ALIS: An efficient method to compute high spectral resolution polarized solar radiances using the Monte Carlo approach

An efficient method to compute accurate polarized solar radiance spectra using the (three-dimensional) Monte Carlo model MYSTIC has been developed. Such high resolution spectra are measured by various satellite instruments for remote sensing of atmospheric trace gases. ALIS (Absorption Lines Importance Sampling) allows the calculation of spectra by tracing photons at only one wavelength: In order to take into account the spectral dependence of the absorption coefficient a spectral absorption weight is calculated for each photon path. At each scattering event the local estimate method is combined with an importance sampling method to take into account the spectral dependence of the scattering coefficient.

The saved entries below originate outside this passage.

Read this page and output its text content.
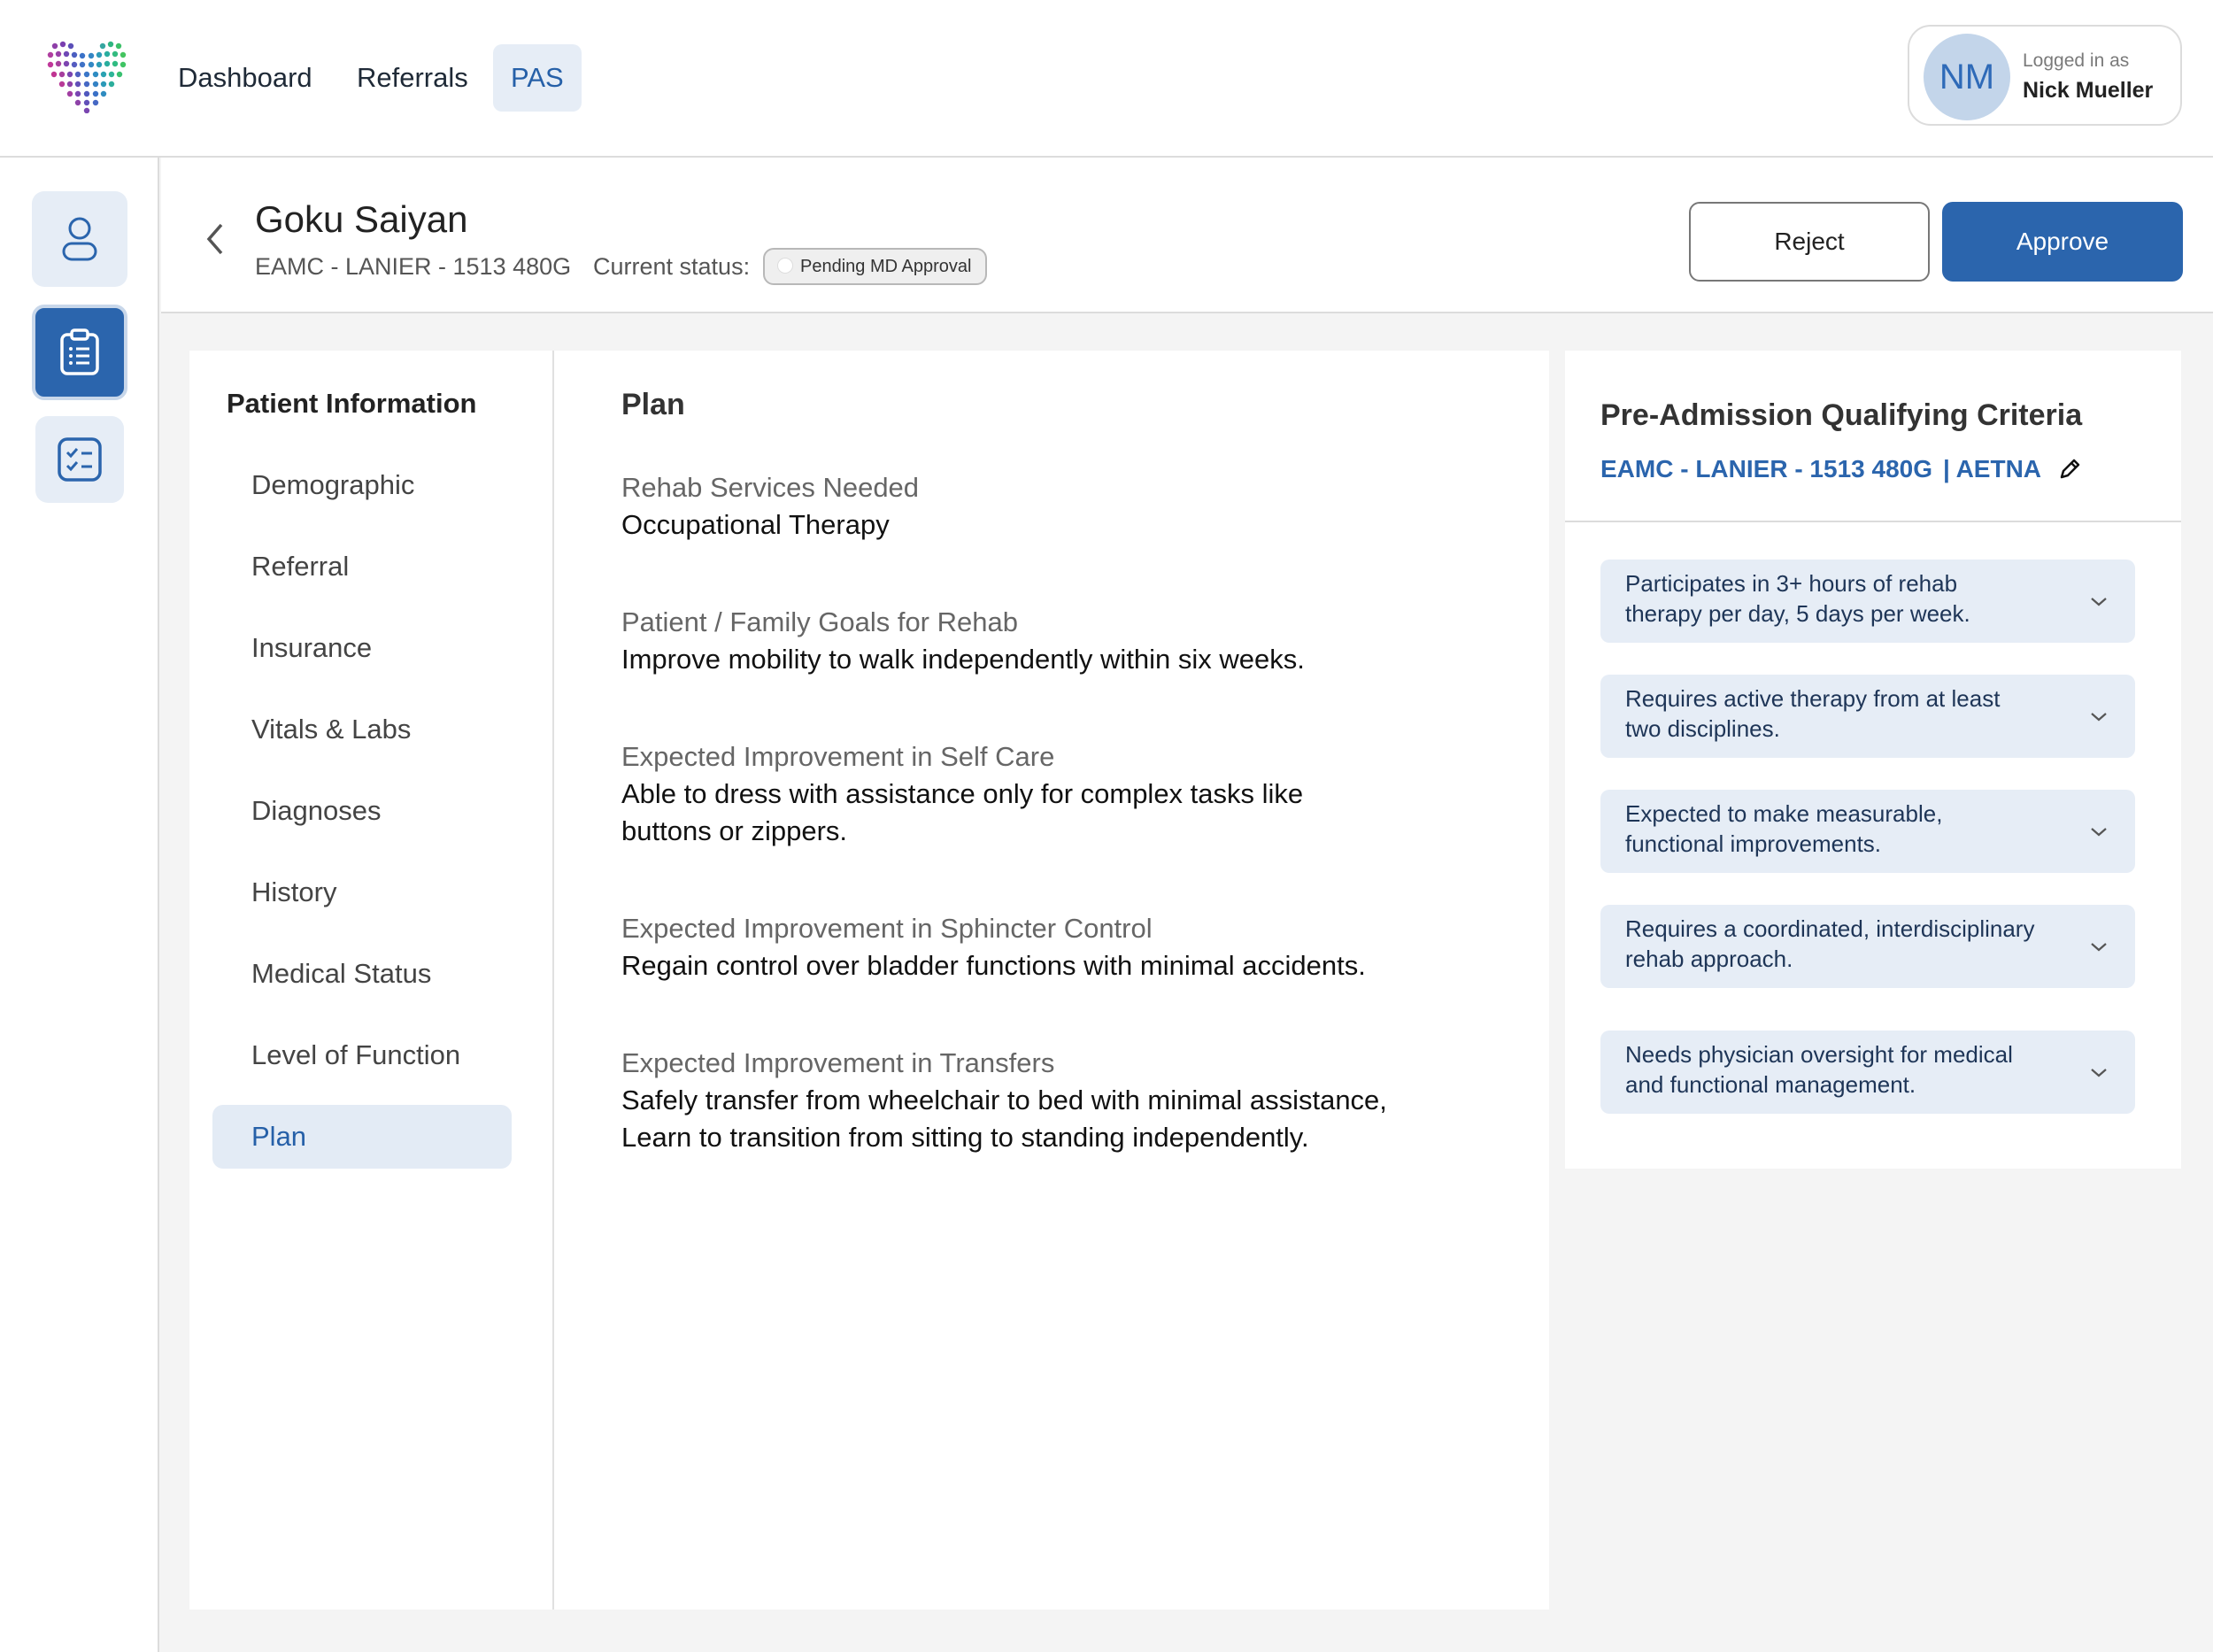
Dashboard	Referrals	PAS	NM	Logged in as
Nick Mueller
Goku Saiyan
EAMC - LANIER - 1513 480G Current status:	Pending MD Approval
Reject	Approve
Patient Information
Demographic
Referral
Insurance
Vitals & Labs
Diagnoses
History
Medical Status
Level of Function
Plan
Plan
Rehab Services Needed
Occupational Therapy
Patient / Family Goals for Rehab
Improve mobility to walk independently within six weeks.
Expected Improvement in Self Care
Able to dress with assistance only for complex tasks like
buttons or zippers.
Expected Improvement in Sphincter Control
Regain control over bladder functions with minimal accidents.
Expected Improvement in Transfers
Safely transfer from wheelchair to bed with minimal assistance,
Learn to transition from sitting to standing independently.
Pre-Admission Qualifying Criteria
EAMC - LANIER - 1513 480G | AETNA
Participates in 3+ hours of rehab
therapy per day, 5 days per week.
Requires active therapy from at least
two disciplines.
Expected to make measurable,
functional improvements.
Requires a coordinated, interdisciplinary
rehab approach.
Needs physician oversight for medical
and functional management.
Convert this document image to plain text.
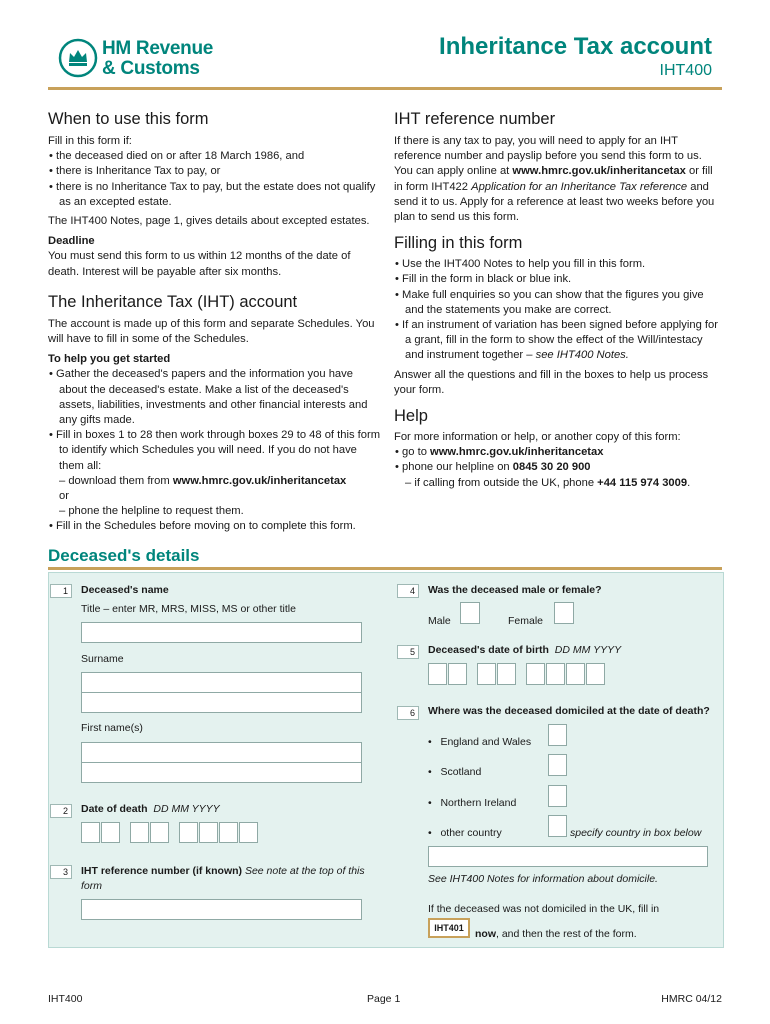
HM Revenue
& Customs
Inheritance Tax account
IHT400
When to use this form

Fill in this form if:

• the deceased died on or after 18 March 1986, and

• there is Inheritance Tax to pay, or

• there is no Inheritance Tax to pay, but the estate does not qualify as an excepted estate.

The IHT400 Notes, page 1, gives details about excepted estates.

Deadline

You must send this form to us within 12 months of the date of death. Interest will be payable after six months.

The Inheritance Tax (IHT) account

The account is made up of this form and separate Schedules. You will have to fill in some of the Schedules.

To help you get started

• Gather the deceased's papers and the information you have about the deceased's estate. Make a list of the deceased's assets, liabilities, investments and other financial interests and any gifts made.

• Fill in boxes 1 to 28 then work through boxes 29 to 48 of this form to identify which Schedules you will need. If you do not have them all:

– download them from www.hmrc.gov.uk/inheritancetax

or

– phone the helpline to request them.

• Fill in the Schedules before moving on to complete this form.

IHT reference number

If there is any tax to pay, you will need to apply for an IHT reference number and payslip before you send this form to us. You can apply online at www.hmrc.gov.uk/inheritancetax or fill in form IHT422 Application for an Inheritance Tax reference and send it to us. Apply for a reference at least two weeks before you plan to send us this form.

Filling in this form

• Use the IHT400 Notes to help you fill in this form.

• Fill in the form in black or blue ink.

• Make full enquiries so you can show that the figures you give and the statements you make are correct.

• If an instrument of variation has been signed before applying for a grant, fill in the form to show the effect of the Will/intestacy and instrument together – see IHT400 Notes.

Answer all the questions and fill in the boxes to help us process your form.

Help

For more information or help, or another copy of this form:

• go to www.hmrc.gov.uk/inheritancetax

• phone our helpline on 0845 30 20 900

– if calling from outside the UK, phone +44 115 974 3009.

Deceased's details
1	Deceased's name
Title – enter MR, MRS, MISS, MS or other title
Surname
First name(s)
2	Date of death DD MM YYYY
3	IHT reference number (if known) See note at the top of this form
4	Was the deceased male or female?
Male	Female
5	Deceased's date of birth DD MM YYYY
6	Where was the deceased domiciled at the date of death?
•   England and Wales
•   Scotland
•   Northern Ireland
•   other country	specify country in box below
See IHT400 Notes for information about domicile.
If the deceased was not domiciled in the UK, fill in
IHT401	now, and then the rest of the form.
IHT400	Page 1	HMRC 04/12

Since each wavelength grid point is computed based on the same set of random photon paths, the statistical error is the almost same for all wavelengths and hence the simulated spectrum is not noisy. The statistical error mainly results in a small relative deviation which is independent of wavelength and can be neglected for those remote sensing applications where differential absorption features are of interest. Two example applications are presented: The simulation of shortwave-infrared polarized spectra as measured by GOSAT from which CO\(_2\) is retrieved, and the simulation of the differential optical thickness in the visible spectral range which is derived from SCIAMACHY measurements to retrieve NO\(_2\). The computational speed of ALIS (for one- or three-dimensional atmospheres) is of the order of or even faster than that of one-dimensional discrete ordinate methods, in particular when polarization is considered.